Originally from Ireland’s second city and currently living beyond Bantry (amid ancient trees) David celebrated the birth of his new collection, Good Morning New World, with a mini book tour. It started in The Roundy House (Cork) and ended in Levi’s Bar (Ballydehob), with Clonakilty as the pivot as fans of David Jackson and spoken words came in left, right, and centre.
But it is not about popularity. Jackson is a messenger; the words just pass through naturally. A relaxed attitude that inspired some gifted and charmed poets and singers (Sarah Kelly, Rosie Cargin, Nick Smith, Anton Floyd, Sacha Maire Ni Mhurchu, and Alison Ducker) to step up to the open mic. As well as two young Italians, Alessandro and Carla, who were joined by an impromptu choir of their friends.
The next Bespoken Word session on March 6 is in the capable hands of another force of nature. Paul Ó Colmáin is a musician, printmaker, author, poet, and the driving force behind the Working Artist Studios (WAS) in Skibbereen, together with his wife, artist Marie Cullen. Paul has published a number of CDs and sings in Irish as well as English. His latest offering is a collection of (mainly) Haikus, The Silence Unravelling (published by Eblana Press,).

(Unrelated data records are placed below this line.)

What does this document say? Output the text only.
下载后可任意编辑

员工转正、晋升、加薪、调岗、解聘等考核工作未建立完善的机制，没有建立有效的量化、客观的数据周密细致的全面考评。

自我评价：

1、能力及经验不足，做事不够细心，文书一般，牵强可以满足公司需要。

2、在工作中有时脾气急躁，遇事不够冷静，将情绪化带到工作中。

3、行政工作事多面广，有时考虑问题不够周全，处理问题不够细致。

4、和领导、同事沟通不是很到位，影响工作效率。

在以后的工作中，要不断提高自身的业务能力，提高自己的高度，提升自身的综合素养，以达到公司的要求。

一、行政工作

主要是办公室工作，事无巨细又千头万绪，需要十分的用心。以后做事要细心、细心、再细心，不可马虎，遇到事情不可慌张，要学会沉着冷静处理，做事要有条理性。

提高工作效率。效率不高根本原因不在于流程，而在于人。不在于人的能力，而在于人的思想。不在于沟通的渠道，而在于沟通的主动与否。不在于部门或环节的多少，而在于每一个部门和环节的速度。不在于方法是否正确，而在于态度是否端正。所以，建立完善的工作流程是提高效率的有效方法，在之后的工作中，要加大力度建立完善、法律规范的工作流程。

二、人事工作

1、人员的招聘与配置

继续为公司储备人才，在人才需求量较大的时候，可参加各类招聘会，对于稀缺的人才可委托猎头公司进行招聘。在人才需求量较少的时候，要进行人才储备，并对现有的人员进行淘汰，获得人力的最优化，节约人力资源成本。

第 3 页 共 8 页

Haiku is a poetic style that originates in Japan. It piqued Paul’s interest 11 years ago when he wanted to give a small book “as a Christmas present, a haiku for each month. It is a very condensed form; there are strict rules.” Since then he has publish a weekly haiku on his website. As he explains, “The haiku is normally used to write about nature and gives a hint as to what season it is. However, rules – particularly rules for any artistic endeavour, are made to be broken!”
Paul has discovered connections between Irish and Japanese poetry, “and folklore stories, which are almost identical”. On March 6 the session in DeBarra’s (Clonakilty) will start with a one-hour haiku workshop at 8pm (free; donations welcome), followed by a stand-up interview and open mic.